About Thrissur Pooram:
One of the most spectacular festivals of Kerala, Thrissur Pooram is the biggest and most colorful temple festival of Kerala. The term Thrissur is derived from Thiru-Shiva-Perur, which means the City of the Sacred Siva. Pooram means a group or a meeting. The celebrations are visual splendor, the grand assembly of caparisoned elephants, amazing pyrotechnic displays and ensembles of percussion instruments. Thousands of enthusiastic people irrespective of caste, color or religion gather at Thrissur to participate in the festivities. It is believed that the goddesses and gods meet each other on this occasion. Sakthan Thampuran (1775-1790), King of the erstwhile Cochin State had introduced this festival. The celebrations start in the wee hours of the morning and last till the break of dawn on the next day.
In ancient time, Thrissur was also known as Vrishachala (Vrisha means Nandikeswara) and Kailasa, the abode of Lord Shiva in the South. Thrissur Pooram is celebrated at the famous Vadakkunnathan Temple. Thrissur has two other well-known temples including Thiruvambadi Temple and Paramekkavu Temples. Vadakkunnathan temple was founded by Lord Parasurama. The temple complex is spread over nine acres and is surrounded by 64 acres of land called Thekkinkadu or forest of Teakwoods. The four gateways of the temple are carved out of wooden pillars with rare architectural techniques. The temple has been declared a national monument under the Ancient Monuments and Archeological Sites and Remains Act.
A legend has it that once, due to the heavy rains, devotees couldn’t make it to the Arattapuzha festival. They arrived late. Hence, they weren’t allowed into the temple premises. The embarrassed temple officials informed Raja Rama Varma also known as Sakthan Thampuran about the incident. Thampuran immediately planned another festival which was more extravagant and more rewarding than the previous one. It was marked as the beginning of the Thrissur Pooram festival. According to legend, the parents of Adi Shankaracharya came to Thrissur. They observed penance for 41 days. As a result, Vadakkunnathan was born. Later he was known as Adi Shankaracharya. After his earthly mission, Adi Shankaracharya is said to have shed his mortal body here.

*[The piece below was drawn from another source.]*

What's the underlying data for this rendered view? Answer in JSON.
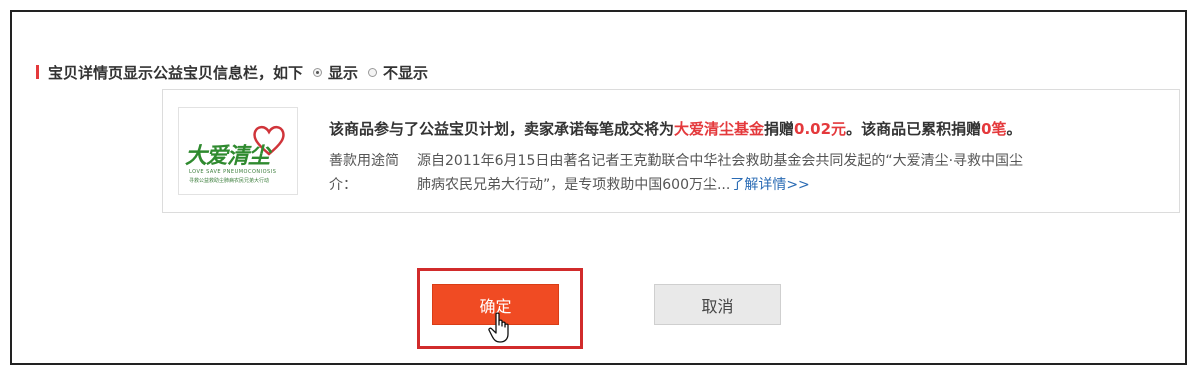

The festival begins with the procession of the Kanimangalam Shasta in the morning. The procession is a custom that signifies the visit of Devi from the Paramekkavu temple and Thiruvambadi temples. Apart from these two temples, eight minor temples also participate in the Pooram. Vadukunnathan Temple, dedicated to Lord Shiva, remains a spectator during the festival. No offering is received by the temple in connection with Pooram celebration. No special puja is offered on this day. The festival includes a pageant of 30 caparisoned elephants brought from various temples of Kerala. A competition is held which displays the swift rhythmic changing of brightly coloured and sequined Kudamattom by the two sides engage in a competitive display of colourful umbrellas. The procession of the caparisoned elephants is commonly known as Aana Chamayal Pradarsana.
The traditional percussion ensembles such as Pancharimelam, Pandimelam, and Panchavadyam are a visual treat. Glittering fireworks light up the sky. The spectacular fireworks by two rival groups representing Paramekkavu and Thiruvambadi last for three to four hours. By noon, the locals assemble in large numbers at the Thekkinkadu ground with the procession of Thiruvambady Sri Krishna Temple. The procession of the Paramekkavu Devi along with the accompaniment of Pandimelam enters the Vadakkunnathan temple. The classic performance of musical instruments called Elanjithara Melam begins when the procession reaches the Elanji tree inside the temple premises. The high level of excitement is seen when the processions of the Thiruvambady Shri Krishna and Paramekkavu Devi temples face each other. The festival ends with a farewell program for the deities of the Thiruvambadi and Paramekkavu. Pooram is probably the only festival in Kerala that attracts a large number of people to a single event.